The gender pay gap for full time workers is entirely in favour of men for all occupations. There is no sector that pays women more. But is exploring the position of women in the workplace the only answer?
A gender pay gap is a calculation of the difference in the average earnings (excluding overtime) of the women and men in any given population. What we generally think of as “the gender pay gap” is the difference in the average hourly earnings of male and female full-time employees in the UK labour market as a whole.
Rachel Reeves, Chair of the Business, Energy and Industrial Strategy Select Committee, said:
“Excessive executive pay and gaps in gender pay are at root an issue of fairness… Nearly 50 years on from Barbara Castle’s Equal Pay Act it is completely unacceptable that women are not fully rewarded for the jobs they do. Businesses must pay both women and men fully for the work they do and if they fail to do so they undermine public trust in how they operate. Transparency on gender pay is only the beginning. We need to examine why these pay gaps persist, why within the same sector there may be companies with wildly differing pay-gaps, and what remedies are needed to tackle them.”
The gender pay gap matters. It matters to women. It matters to our economy. It is an equality issue. It should matter to everyone.
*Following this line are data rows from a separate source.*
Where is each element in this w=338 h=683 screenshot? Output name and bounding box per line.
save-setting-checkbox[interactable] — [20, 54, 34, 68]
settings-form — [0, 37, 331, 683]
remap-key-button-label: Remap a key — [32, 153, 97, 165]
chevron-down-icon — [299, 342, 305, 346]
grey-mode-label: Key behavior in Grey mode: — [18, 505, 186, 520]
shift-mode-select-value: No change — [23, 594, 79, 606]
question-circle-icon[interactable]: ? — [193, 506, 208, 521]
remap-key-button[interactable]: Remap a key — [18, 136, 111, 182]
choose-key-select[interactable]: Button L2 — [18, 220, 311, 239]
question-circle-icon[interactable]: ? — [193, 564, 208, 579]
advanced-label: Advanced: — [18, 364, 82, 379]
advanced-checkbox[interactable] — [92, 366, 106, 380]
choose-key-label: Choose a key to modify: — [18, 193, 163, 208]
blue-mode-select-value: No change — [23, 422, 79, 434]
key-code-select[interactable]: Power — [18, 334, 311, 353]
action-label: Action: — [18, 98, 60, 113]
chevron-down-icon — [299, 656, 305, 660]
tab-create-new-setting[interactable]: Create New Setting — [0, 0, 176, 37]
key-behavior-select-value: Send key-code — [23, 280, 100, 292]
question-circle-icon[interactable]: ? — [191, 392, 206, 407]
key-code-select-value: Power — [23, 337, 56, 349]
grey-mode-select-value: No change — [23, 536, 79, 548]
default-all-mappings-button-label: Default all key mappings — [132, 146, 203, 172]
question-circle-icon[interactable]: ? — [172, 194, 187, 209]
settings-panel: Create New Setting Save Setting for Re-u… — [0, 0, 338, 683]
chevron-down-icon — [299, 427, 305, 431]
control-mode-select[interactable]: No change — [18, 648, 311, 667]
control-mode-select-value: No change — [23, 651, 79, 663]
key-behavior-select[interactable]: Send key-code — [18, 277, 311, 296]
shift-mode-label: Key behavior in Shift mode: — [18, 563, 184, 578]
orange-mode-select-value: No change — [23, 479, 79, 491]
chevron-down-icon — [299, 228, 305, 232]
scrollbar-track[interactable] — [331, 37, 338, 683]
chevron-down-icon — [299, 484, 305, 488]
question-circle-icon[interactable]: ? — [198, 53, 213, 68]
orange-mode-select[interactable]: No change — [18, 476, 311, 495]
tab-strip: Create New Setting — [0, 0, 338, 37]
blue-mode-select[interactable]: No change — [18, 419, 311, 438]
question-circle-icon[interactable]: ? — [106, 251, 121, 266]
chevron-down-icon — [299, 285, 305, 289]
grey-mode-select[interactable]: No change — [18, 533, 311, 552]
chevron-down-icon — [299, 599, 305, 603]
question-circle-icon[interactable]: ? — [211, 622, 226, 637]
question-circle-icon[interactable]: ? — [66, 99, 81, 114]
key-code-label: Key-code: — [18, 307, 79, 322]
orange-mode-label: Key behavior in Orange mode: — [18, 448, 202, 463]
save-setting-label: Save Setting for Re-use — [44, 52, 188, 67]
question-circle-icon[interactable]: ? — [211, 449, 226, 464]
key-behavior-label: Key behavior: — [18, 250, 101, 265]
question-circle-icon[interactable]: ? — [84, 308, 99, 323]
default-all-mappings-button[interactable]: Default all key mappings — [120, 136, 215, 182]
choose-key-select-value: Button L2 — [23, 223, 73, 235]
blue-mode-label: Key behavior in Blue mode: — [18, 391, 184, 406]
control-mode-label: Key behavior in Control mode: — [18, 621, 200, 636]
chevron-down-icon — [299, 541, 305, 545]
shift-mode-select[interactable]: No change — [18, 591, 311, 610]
Successive enquiries and reports have shown that tackling the underlying causes of the gender pay gap will increase UK productivity, address skills shortages, and improve the performance of individual organisations. So should we be worried that we are not expecting it to close until 2069?
From 6th April 2018, employers with more than 250 staff are required to publish data on their gender pay gaps. Opinion appears to be split on the usefulness and relevance of this exercise. Is measuring the gap really the answer? What, if any, levers have been produced by reporting that can be used to influence change?
Are we ready for the unintended consequences of gender pay gap reporting? Why aren’t we talking about the role of men in our society, to change expectations and create a level playing field? 50 years on, why are we still trying to solve the problem, and what makes us think we will have solved it 50 years from now?